Artificial Intelligence: A Modern Approach (1995) defines an agent as anything that can be viewed as perceiving its environment through sensors and acting upon that environment through actuators".
And as work becomes less physical and more cognitive the ability of agents to sense and act becomes more important, extending our own human cognitive capabilities.
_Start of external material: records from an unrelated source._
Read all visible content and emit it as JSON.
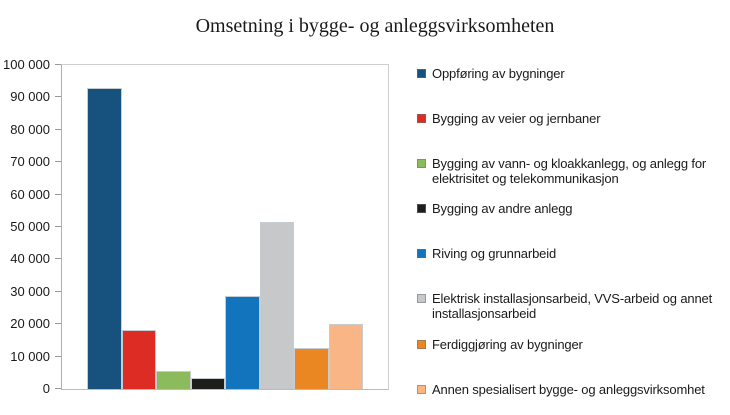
{
  "chart_data": {
    "type": "bar",
    "title": "Omsetning i bygge- og anleggsvirksomheten",
    "ylim": [
      0,
      100000
    ],
    "ytick_labels": [
      "100 000",
      "90 000",
      "80 000",
      "70 000",
      "60 000",
      "50 000",
      "40 000",
      "30 000",
      "20 000",
      "10 000",
      "0"
    ],
    "grid": false,
    "legend_position": "right",
    "series": [
      {
        "name": "Oppføring av bygninger",
        "value": 92800,
        "color": "#16527D"
      },
      {
        "name": "Bygging av veier og jernbaner",
        "value": 18300,
        "color": "#DD2C23"
      },
      {
        "name": "Bygging av vann- og kloakkanlegg, og anlegg for elektrisitet og telekommunikasjon",
        "value": 5500,
        "color": "#8CBB5E"
      },
      {
        "name": "Bygging av andre anlegg",
        "value": 3400,
        "color": "#1D1D1B"
      },
      {
        "name": "Riving og grunnarbeid",
        "value": 28800,
        "color": "#1274BC"
      },
      {
        "name": "Elektrisk installasjonsarbeid, VVS-arbeid og annet installasjonsarbeid",
        "value": 51600,
        "color": "#C7C8CA"
      },
      {
        "name": "Ferdiggjøring av bygninger",
        "value": 12600,
        "color": "#EB8723"
      },
      {
        "name": "Annen spesialisert bygge- og anleggsvirksomhet",
        "value": 20100,
        "color": "#F9B585"
      }
    ]
  }
}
And that is the frame within which we should evaluate what agents are and what they can do - focus at the cognitive tasks and workflows that you want to use AI to help you to perform.
What AI agents can do
One of the most insightful bits of information I have come across recently is not specifically about agents but more about a key building block for agents - LLM prompts.
This video by IndyDevDan classifies LLM prompts into six key areas and gives you a framework for deciding how to proceed with your business use cases.
- Expansion Prompts - generate content, explanation, ideas
- Compression Prompts - distills and summarizes information
- Conversion Prompts - transforms between formats
- Seeker Prompts - finds and retrieves specific information
- Action Prompts - execute commands and workflows
- Reasoning Prompts - provides judgements, conclusions, insights
More importantly it shifts the perspective from the agents to tasks. So if you are creating a GenAI strategy for your business you should organize your thoughts around the cognitive tasks your business perform, then figure out the block of cognitive computing you need to create to perform tasks and extend the capability of your workforce.
Agents and the future
Horses enabled modern society, allowing us to settle down, farm and create cities, and engage in long range trade and transport. Similarly by extending human cognitive capability agents and AI will bring significant positive impacts to society.
But lest we fall into unbridled positivity let's go back to the year 1219. In response to the seizure of a Mongol merchant caravan and the public execution of Mongol envoys sent in response, Genghis Khan unleashed an invasion of hundreds of thousands of horsemen into the heartland of the Khwarezmian Empire, razing the city of Bukhara to the ground until no trace was left.
Then, over the next few years the Mongols embarked on a 3500 mile arc of destruction throughout Eurasia dramatically reshaping empires. The rapidity of the change was enabled by the horse and the invention of the stirrup. We should be prepared.